El pasado 4 de febrero un total de 369 inmigrantes asiáticos y subsaharianos fueron localizados en el barco «Marine I», que se averió en aguas internacionales cuando se dirigía a Canarias. Fue descubierto por un avión de reconocimiento español. Desde entonces, el futuro de los ilegales no ha dejado de ser incierto debido a la falta de voluntad de países como Mauritania, Guinea Bissau y Cabo Verde para solucionar el conflicto y a una compleja situación burocrática que dejará en el aire durante unos meses el futuro de los inmigrantes.

Mientras el Gobierno de Rodríguez Zapatero ha asumido, finalmente, averiguar el origen de los inmigrantes que rechace la India, las relaciones entre España y los países africanos afectados por la llegada de estos ilegales sigue siendo caótica. Las autoridades mauritanas han exigido sacar el barco de su puerto con unos modos inadmisibles para un país supuestamente amigo. Mauritania ha actuado con una desconfianza rayana con la ofensa al Estado español.

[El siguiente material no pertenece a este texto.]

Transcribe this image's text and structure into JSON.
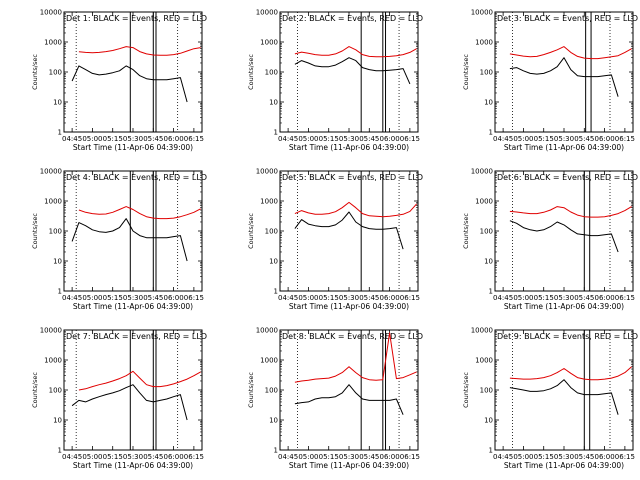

Lo cierto es que todavía quedan 299 inmigrantes en Mauritania a la espera de confirmar su origen y su posterior repatriación. El peso de España en la política de inmigración y, más en concreto, con sus aliados africanos, ha quedado en entredicho, poniendo de relieve un escaso entendimiento y poca cooperación, en perjuicio de los varios centenares de ilegales de los que se desconoce, en muchos casos, hasta su procedencia. Es cierto que la situación es compleja, pero resulta sorprendente y lamentable la falta de efecto de todos los acuerdos firmados este año con países de Àfrica para ayudar a España en temas de inmigración. Los acuerdos conllevaron inversiones millonarias por parte del Gobierno español. A la hora de la verdad, cada uno ha tirado por su lado, obviando la tragedia de los inmigrantes.

Pero España no puede estar sola ante la inmigración ilegal. La Unión Europea debe darle el mayor respaldo posible en la vigilancia de las fronteras del sur y en los misiones de ayuda humanitaria.